Critique: Ford v Ferrari

Bannière Ford v Ferrari

Ou Le Mans ‘66

Comme je l’ai dit dans la critique de Hobbs & Shaw, j’adore les voitures. En découvrant le synopsis, le casting et le réalisateur de Ford v Ferrari, j’ai tout de suite eu envie de voir le film. L’attente a été longue, mais elle en a clairement valu la peine !

Le film retrace l’histoire de l’affrontement entre Ford et Ferrari lors des 24h du Mans de 1966. Évidemment, pour les raisons du films, certains éléments ont été modifié et dramatisé, mais l’essence du sujet est bien là.

le point de départ, c’est l’envie de Ford d’entrer dans le sport automobile, gagner les 24h du Mans et rendre leurs voitures plus attractives grâce à cette renommée. Mais face à eux, il y aura le champion intouchable depuis plusieurs années : Ferrari. Pour avoir toutes les chances de leur côté, Ford va demander de l’aide au seul américain ayant remporté les 24h, devenu préparateur automobile, Carroll Shelby. 

Les personnages mis en scène, sont le premier point fort de ce film. Les relations sont claires et bien définies. Carroll Shelby et Ken Miles sont évidemment au cœur de  l’histoire, et leur synergie est très interessante. L’amitié, le respect et la confiance qu’ils ont l’un pour l’autre sont tout simplement exceptionnels. J’ai adoré leurs échanges lors des phases de tests et d’améliorations de la mythique GT40. On ressent instantanément la passion et l’excitation de Ken lorsqu’il conduit, ainsi que son envie de pousser la voiture dans ses retranchements pour connaître ses limites et continuer à l’améliorer.

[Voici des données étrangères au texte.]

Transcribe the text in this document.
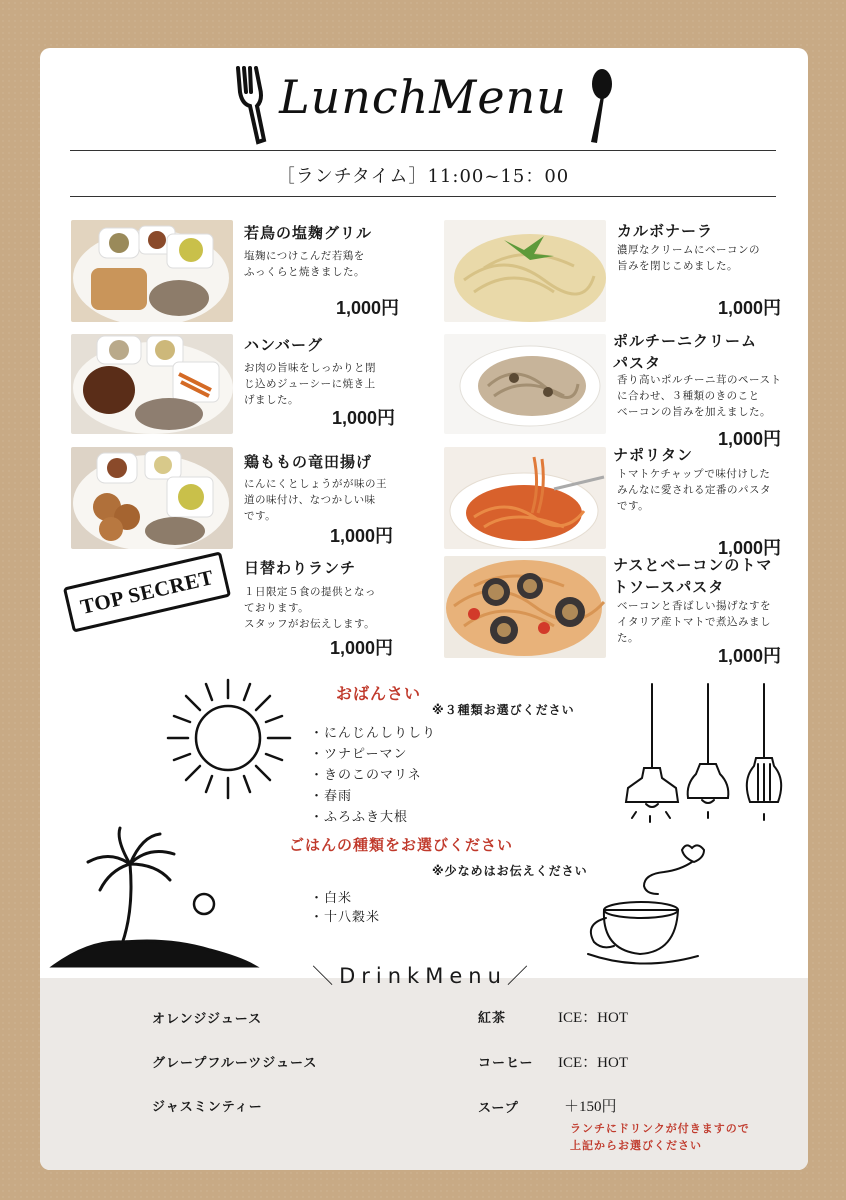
LunchMenu
［ランチタイム］11:00~15：00
若鳥の塩麹グリル
塩麹につけこんだ若鶏を
ふっくらと焼きました。
1,000円
ハンバーグ
お肉の旨味をしっかりと閉
じ込めジューシーに焼き上
げました。
1,000円
鶏ももの竜田揚げ
にんにくとしょうがが味の王
道の味付け、なつかしい味
です。
1,000円
日替わりランチ
１日限定５食の提供となっ
ております。
スタッフがお伝えします。
1,000円
TOP SECRET
カルボナーラ
濃厚なクリームにベーコンの
旨みを閉じこめました。
1,000円
ポルチーニクリーム
パスタ
香り高いポルチーニ茸のペースト
に合わせ、３種類のきのこと
ベーコンの旨みを加えました。
1,000円
ナポリタン
トマトケチャップで味付けした
みんなに愛される定番のパスタ
です。
1,000円
ナスとベーコンのトマ
トソースパスタ
ベーコンと香ばしい揚げなすを
イタリア産トマトで煮込みまし
た。
1,000円
おばんさい
※３種類お選びください
・にんじんしりしり
・ツナピーマン
・きのこのマリネ
・春雨
・ふろふき大根
ごはんの種類をお選びください
※少なめはお伝えください
・白米
・十八穀米
＼DrinkMenu／
オレンジジュース
グレープフルーツジュース
ジャスミンティー
紅茶	ICE：HOT
コーヒー ICE：HOT
スープ	＋150円
ランチにドリンクが付きますので
上記からお選びください
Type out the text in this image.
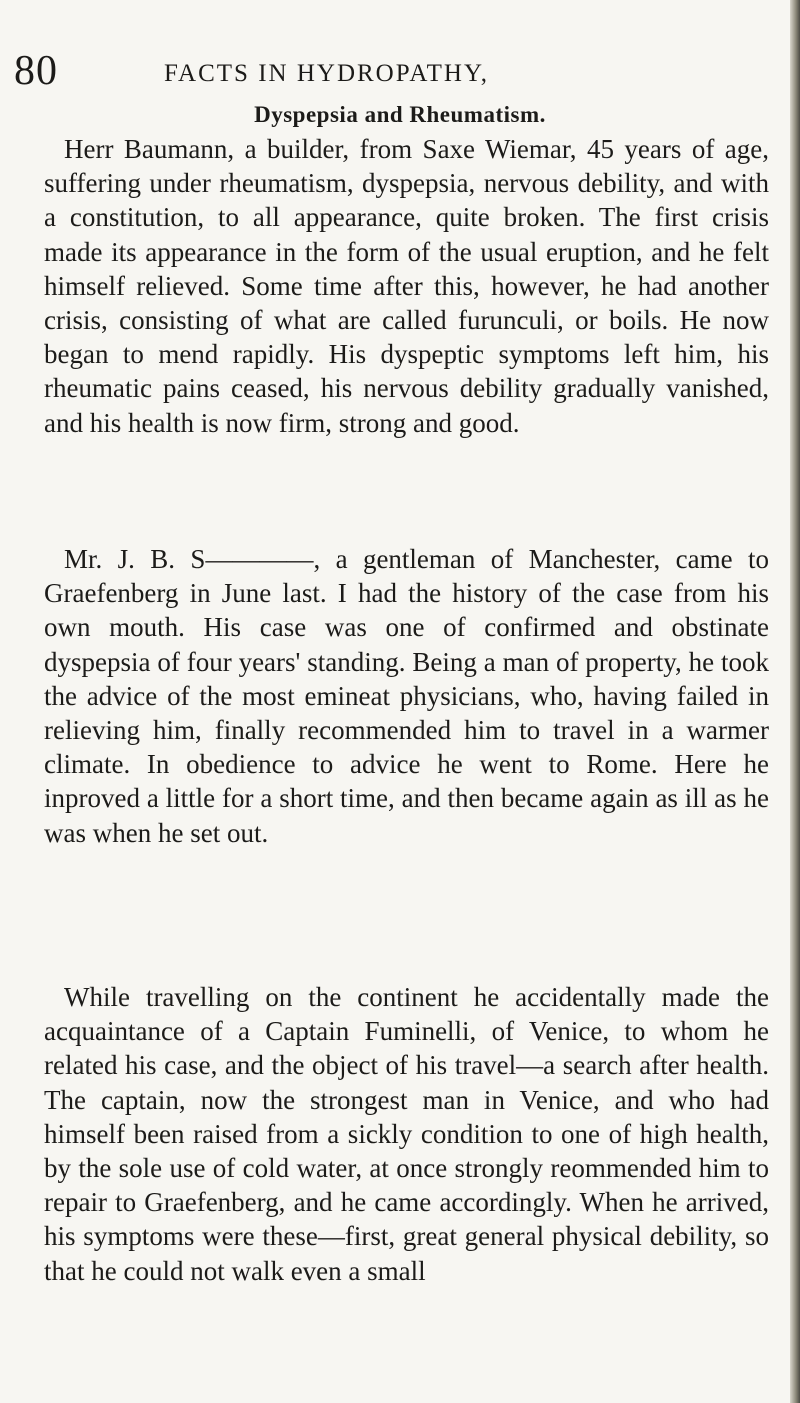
80	FACTS IN HYDROPATHY,
Dyspepsia and Rheumatism.

Herr Baumann, a builder, from Saxe Wiemar, 45 years of age, suffering under rheumatism, dyspepsia, nervous debility, and with a constitution, to all appearance, quite broken. The first crisis made its appearance in the form of the usual eruption, and he felt himself relieved. Some time after this, however, he had another crisis, consisting of what are called furunculi, or boils. He now began to mend rapidly. His dyspeptic symptoms left him, his rheumatic pains ceased, his nervous debility gradually vanished, and his health is now firm, strong and good.

Mr. J. B. S————, a gentleman of Manchester, came to Graefenberg in June last. I had the history of the case from his own mouth. His case was one of confirmed and obstinate dyspepsia of four years' standing. Being a man of property, he took the advice of the most emineat physicians, who, having failed in relieving him, finally recommended him to travel in a warmer climate. In obedience to advice he went to Rome. Here he inproved a little for a short time, and then became again as ill as he was when he set out.

While travelling on the continent he accidentally made the acquaintance of a Captain Fuminelli, of Venice, to whom he related his case, and the object of his travel—a search after health. The captain, now the strongest man in Venice, and who had himself been raised from a sickly condition to one of high health, by the sole use of cold water, at once strongly reommended him to repair to Graefenberg, and he came accordingly. When he arrived, his symptoms were these—first, great general physical debility, so that he could not walk even a small
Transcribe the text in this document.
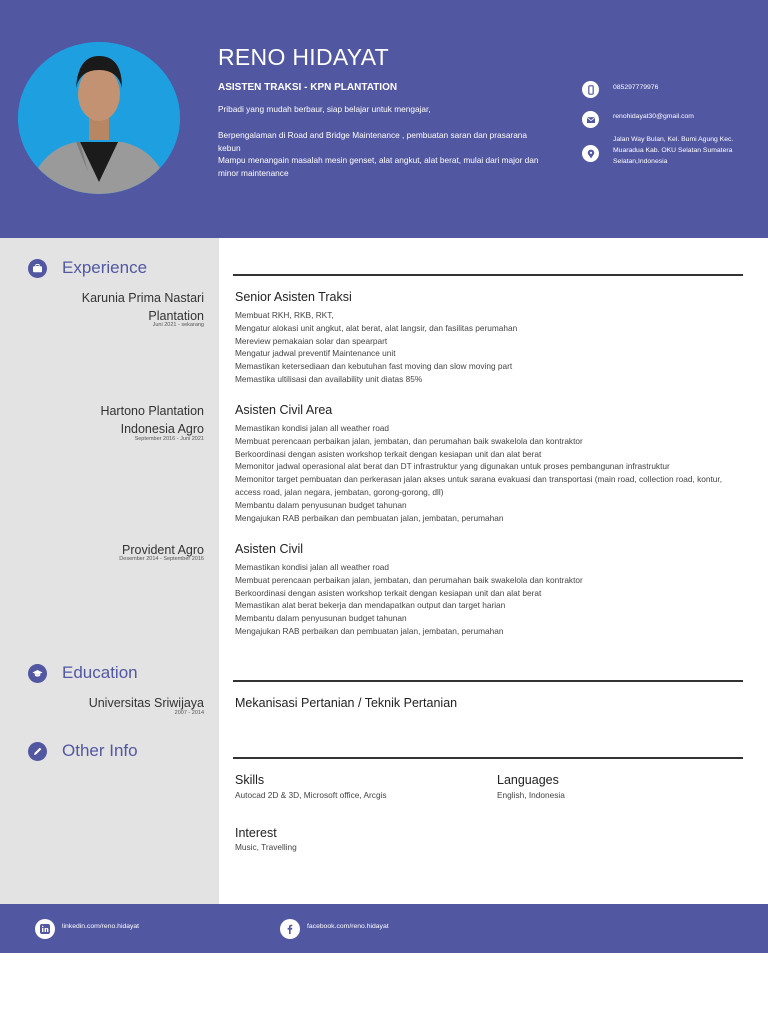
RENO HIDAYAT
ASISTEN TRAKSI - KPN PLANTATION

Pribadi yang mudah berbaur, siap belajar untuk mengajar,

Berpengalaman di Road and Bridge Maintenance , pembuatan saran dan prasarana kebun

Mampu menangain masalah mesin genset, alat angkut, alat berat, mulai dari major dan minor maintenance

085297779976
renohidayat30@gmail.com
Jalan Way Bulan, Kel. Bumi Agung Kec. Muaradua Kab. OKU Selatan Sumatera Selatan,Indonesia
Experience
Karunia Prima Nastari Plantation
Juni 2021 - sekarang
Senior Asisten Traksi
Membuat RKH, RKB, RKT,
Mengatur alokasi unit angkut, alat berat, alat langsir, dan fasilitas perumahan
Mereview pemakaian solar dan spearpart
Mengatur jadwal preventif Maintenance unit
Memastikan ketersediaan dan kebutuhan fast moving dan slow moving part
Memastika ultilisasi dan availability unit diatas 85%
Hartono Plantation Indonesia Agro
September 2016 - Juni 2021
Asisten Civil Area
Memastikan kondisi jalan all weather road
Membuat perencaan perbaikan jalan, jembatan, dan perumahan baik swakelola dan kontraktor
Berkoordinasi dengan asisten workshop terkait dengan kesiapan unit dan alat berat
Memonitor jadwal operasional alat berat dan DT infrastruktur yang digunakan untuk proses pembangunan infrastruktur
Memonitor target pembuatan dan perkerasan jalan akses untuk sarana evakuasi dan transportasi (main road, collection road, kontur, access road, jalan negara, jembatan, gorong-gorong, dll)
Membantu dalam penyusunan budget tahunan
Mengajukan RAB perbaikan dan pembuatan jalan, jembatan, perumahan
Provident Agro
Desember 2014 - September 2016
Asisten Civil
Memastikan kondisi jalan all weather road
Membuat perencaan perbaikan jalan, jembatan, dan perumahan baik swakelola dan kontraktor
Berkoordinasi dengan asisten workshop terkait dengan kesiapan unit dan alat berat
Memastikan alat berat bekerja dan mendapatkan output dan target harian
Membantu dalam penyusunan budget tahunan
Mengajukan RAB perbaikan dan pembuatan jalan, jembatan, perumahan
Education
Universitas Sriwijaya
2007 - 2014
Mekanisasi Pertanian / Teknik Pertanian
Other Info
Skills
Autocad 2D & 3D, Microsoft office, Arcgis
Languages
English, Indonesia
Interest
Music, Travelling
linkedin.com/reno.hidayat	facebook.com/reno.hidayat
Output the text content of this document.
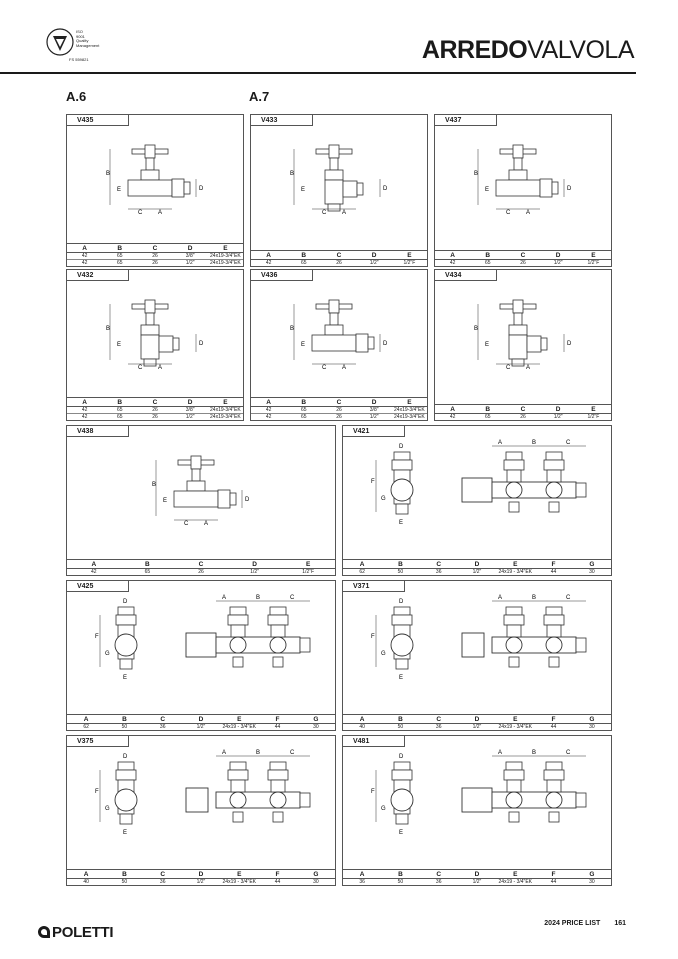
ISO
9001
Quality
Management
FS 559821	ARREDOVALVOLA
A.6	A.7
V435
B
E
C	A
D
A	B	C	D	E
42	65	26	3/8"	24x19-3/4"EK
42	65	26	1/2"	24x19-3/4"EK
V433
B
E
C	A
D
A	B	C	D	E
42	65	26	1/2"	1/2"F
V437
B
E
C	A
D
A	B	C	D	E
42	65	26	1/2"	1/2"F
V432
B
E
C	A
D
A	B	C	D	E
42	65	26	3/8"	24x19-3/4"EK
42	65	26	1/2"	24x19-3/4"EK
V436
B
E
C	A
D
A	B	C	D	E
42	65	26	3/8"	24x19-3/4"EK
42	65	26	1/2"	24x19-3/4"EK
V434
B
E
C	A
D
A	B	C	D	E
42	65	26	1/2"	1/2"F
V438
B
E
C	A
D
A	B	C	D	E
42	65	26	1/2"	1/2"F
V421
F
G
D
E
A	B	C
A	B	C	D	E	F	G
62	50	36	1/2"	24x19 - 3/4"EK	44	30
V425
F
G
D
E
A	B	C
A	B	C	D	E	F	G
62	50	36	1/2"	24x19 - 3/4"EK	44	30
V371
F
G
D
E
A	B	C
A	B	C	D	E	F	G
40	50	36	1/2"	24x19 - 3/4"EK	44	30
V375
F
G
D
E
A	B	C
A	B	C	D	E	F	G
40	50	36	1/2"	24x19 - 3/4"EK	44	30
V481
F
G
D
E
A	B	C
A	B	C	D	E	F	G
36	50	36	1/2"	24x19 - 3/4"EK	44	30
POLETTI
2024 PRICE LIST 161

Il y a un très bel équilibre entre la préparation des voitures et le côté humain de l’histoire. Ce dernier est mis en avant par la famille Miles, que ça soit le support de Molly ou la passion de Peter, on s’attache particulièrement à cette famille. Et c’est, en partie, cet attachement qui transforme complètement le film et donne un vrai sens aux scènes de courses.

L’ensemble des personnages est porté par un casting exceptionnel et diablement efficace. J’ai adoré chacune des performances mais, comme dit plus tôt, il y’en a deux qui sont sur le devant de la scène.

Premièrement, Matt Damon qui nous offre un Carroll Shelby très pragmatique. Son interprétation est terriblement prenante et on ressent son implication. Il ajoute là un rôle de plus à sa très belle liste de rôles marquant.

Ensuite il y a Christian Bale, qui incarne un Ken Miles très touchant, très passionné et très réel. On sait depuis longtemps que c’est un excellent acteur et qu’il peut littéralement se transformer pour un rôle, comme dans Vice cette année. Mais ici, c’est plus subtil et cela confirme une nouvelle fois son talent.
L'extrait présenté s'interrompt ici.